Apache Spark: Spark is another open source platform that is often used for big data processing and analysis. Spark is a fast and general-purpose cluster computing system. Spark can be used for a variety of tasks, including machine learning, streaming, and SQL. It includes a number of components, including a general execution engine, SQL query engine, and machine learning library. Spark is used by organizations such as Netflix, Uber, and Airbnb
Apache Cassandra: Cassandra is a NoSQL database that is often used for storing large amounts of data. It is highly scalable and can be easily deployed across a cluster of servers. Cassandra is capable of handling multiple concurrent users across instances.
MongoDB: MongoDB is another popular NoSQL database that is often used for big data applications. It is known for its ease of use and scalability. It can store data types like integer, string, array, object, boolean, dates etc… It is flexible and can be installed and partitioned in cloud infrastructure. The main feature is the use of dynamic schemas where use is able to prepare data on the fly and quickly which has cost savings benefits.

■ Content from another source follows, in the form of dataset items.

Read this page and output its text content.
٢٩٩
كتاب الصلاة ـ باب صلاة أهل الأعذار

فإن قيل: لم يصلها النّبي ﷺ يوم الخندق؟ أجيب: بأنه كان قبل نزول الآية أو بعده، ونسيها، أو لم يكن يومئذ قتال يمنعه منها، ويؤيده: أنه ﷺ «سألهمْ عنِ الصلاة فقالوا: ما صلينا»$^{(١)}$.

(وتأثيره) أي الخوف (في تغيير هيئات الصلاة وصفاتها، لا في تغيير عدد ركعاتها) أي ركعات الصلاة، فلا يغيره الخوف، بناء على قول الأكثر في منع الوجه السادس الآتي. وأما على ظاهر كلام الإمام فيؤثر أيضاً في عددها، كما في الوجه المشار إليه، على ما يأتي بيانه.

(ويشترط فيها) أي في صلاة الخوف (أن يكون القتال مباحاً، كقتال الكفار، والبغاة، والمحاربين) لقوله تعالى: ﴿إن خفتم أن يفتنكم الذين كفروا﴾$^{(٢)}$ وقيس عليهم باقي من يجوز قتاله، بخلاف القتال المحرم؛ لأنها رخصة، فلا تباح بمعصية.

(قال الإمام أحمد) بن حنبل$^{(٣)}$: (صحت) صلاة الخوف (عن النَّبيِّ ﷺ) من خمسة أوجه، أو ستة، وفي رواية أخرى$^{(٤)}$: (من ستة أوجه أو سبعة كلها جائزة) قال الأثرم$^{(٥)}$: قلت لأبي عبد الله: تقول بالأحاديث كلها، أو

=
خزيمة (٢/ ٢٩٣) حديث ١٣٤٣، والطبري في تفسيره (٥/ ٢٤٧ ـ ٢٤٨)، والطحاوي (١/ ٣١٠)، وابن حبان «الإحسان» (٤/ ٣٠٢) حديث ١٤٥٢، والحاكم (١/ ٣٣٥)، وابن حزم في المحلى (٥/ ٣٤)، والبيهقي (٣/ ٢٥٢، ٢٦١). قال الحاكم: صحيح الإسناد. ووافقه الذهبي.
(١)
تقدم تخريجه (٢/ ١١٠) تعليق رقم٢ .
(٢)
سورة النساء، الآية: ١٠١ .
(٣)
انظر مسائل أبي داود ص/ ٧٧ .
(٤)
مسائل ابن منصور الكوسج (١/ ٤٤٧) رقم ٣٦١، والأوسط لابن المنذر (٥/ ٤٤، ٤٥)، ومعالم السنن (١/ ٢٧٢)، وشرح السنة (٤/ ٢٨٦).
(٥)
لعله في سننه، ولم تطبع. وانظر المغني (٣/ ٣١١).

Neo4J: Neo4j is the world’s leading open source Graph Database which is developed using Java technology. It is highly scalable and schema free (NoSQL) and allows ACID transactions. It has a flexible data model and can provide real-time, high availability data. But the main feature is that it is a graph database which allows connected semi-structured data which can be queried using a declarative language (Cypher) which does not require complex joins to retrieve connected related data.
Tip #10: Cost efficiency as a KPI
If we can make cost efficiency as a one of the success measure of a team’s performance, then we could expect less cloud bill surprises. This principle also enforces best practices and could allow your organization to flourish in a cloud based setup. Data engineers can evaluate all the data pipelines and delete tables that are not being consumed or only served a tactical purpose.
Big data should not break the bank if done properly. The most important thing is that if your big data project is clearly adding value and you are able to quantify the impact on the organization’s bottom-line then the costs should be tantamount to the results. Happy engineering!